My hope is that this project can assist readers in their own thinking, and that this might generate future dialogues around histories of invention in Australia. Through this history I hope to show another side to Australian poetry, a side that, once the critical lens is adjusted, can become a focal,-or hinge-point around which a vast bulk of Australian poetry can be reconsidered. Let me say this as a poet and as a critic: the best poetry in Australia has been and continues to be experimental, it continues to be “at its core.” In the next post, titled “The Australian Neo-Avant-Garde: Beginnings, 1973-1992,” I will explore some key figures of this period and their poetic practices that will serve as the opening instances of this study. Following this I will examine some recent trends in contemporary Australian experimental poetry, from the 1990s to the present day. In the final post I will offer some suggestions for future directions in experimental poetics.


[i] For a description of this book and its aims see:

https://www.palgrave.com/de/book/9783319462417.

[ii] See Farrell’s Writing Australian Unsettlement: Modes of Poetic Invention 1796-1945 (2). Discussion further below.

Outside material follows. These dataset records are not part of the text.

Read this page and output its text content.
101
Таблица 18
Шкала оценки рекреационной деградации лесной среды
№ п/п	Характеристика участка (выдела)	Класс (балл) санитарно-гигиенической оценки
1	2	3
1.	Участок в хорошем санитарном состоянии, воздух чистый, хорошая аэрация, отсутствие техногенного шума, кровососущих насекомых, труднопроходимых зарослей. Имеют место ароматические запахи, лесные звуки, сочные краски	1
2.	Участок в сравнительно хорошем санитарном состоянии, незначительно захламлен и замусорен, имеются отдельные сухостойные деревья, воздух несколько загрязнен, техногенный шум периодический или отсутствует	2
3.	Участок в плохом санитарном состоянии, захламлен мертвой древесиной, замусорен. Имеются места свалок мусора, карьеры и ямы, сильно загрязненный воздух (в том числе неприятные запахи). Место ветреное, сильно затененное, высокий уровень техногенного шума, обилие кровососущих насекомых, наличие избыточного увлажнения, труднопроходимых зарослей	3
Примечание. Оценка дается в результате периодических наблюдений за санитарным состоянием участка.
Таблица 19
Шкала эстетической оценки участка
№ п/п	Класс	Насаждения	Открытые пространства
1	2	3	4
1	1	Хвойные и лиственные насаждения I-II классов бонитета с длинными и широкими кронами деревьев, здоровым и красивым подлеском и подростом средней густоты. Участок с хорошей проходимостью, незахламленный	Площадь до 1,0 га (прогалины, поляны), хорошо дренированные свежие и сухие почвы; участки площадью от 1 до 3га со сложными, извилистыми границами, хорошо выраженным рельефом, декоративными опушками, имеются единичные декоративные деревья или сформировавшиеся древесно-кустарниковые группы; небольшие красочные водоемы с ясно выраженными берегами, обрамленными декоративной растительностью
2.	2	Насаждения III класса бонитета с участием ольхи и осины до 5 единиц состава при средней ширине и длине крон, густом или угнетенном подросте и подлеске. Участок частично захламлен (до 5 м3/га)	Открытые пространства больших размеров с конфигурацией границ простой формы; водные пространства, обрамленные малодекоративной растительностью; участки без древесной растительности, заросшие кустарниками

[iii] Given how much of the key figures and their works I will need to cover to get to an elementary historical picture of the neo-avant-garde, these blog posts will not be able to include opinion and commentary about the “worth” of experiment in Australia, questions of plagiarism/citation, casual, non-critical commentary about the obscurity of experimental poetry, the relation to Language Writing (there is much experimental poetry in Australia which has little to no relation to Language Writing [and there is much experimental writing in North America which is not directly related to Language Writing]) or the experimental-lyrical relation/divide. Readers might find ramifications for these commentaries in the critical arguments presented here, but given the sheer scale of the works by these specific experimental poets, time hasn’t allowed those more opinion-based commentaries to be factored in to this discussion.

[iv] Or complex appraisals of vanguardist “invasion” versus/or alongside regionalism. See John Kinsella’s “Spatial Relations” in Spatial Relations Volume Two, or here online: http://www.johnkinsella.org/essays/spatial.html

[v] Several excellent studies exist of transnational neo-avant-gardes, belated avant-gardes and post-avant-garde experimental practices. A particularly relevant one for this study is Dubravka Djurić and Miško Šuvaković, Eds. Impossible Histories: Historical Avant-gardes, Neo-avant-gardes, and Post-avant-gardes in Yugoslavia, 1918-1991. Cambridge: MIT Press, 2003. The use of three categories, the historical or “classical” avant-garde, the neo-avant-garde, and the post-avant-garde has been useful in making sense of that complex transfer between modern/neo and contemporary experimental that occurs in Australian poetics history.

[vi] As I read it, Mead’s strongest follow-up on these critical leads occurs in his readings of Lionel Fogarty and Π.O. See pp. 399-454.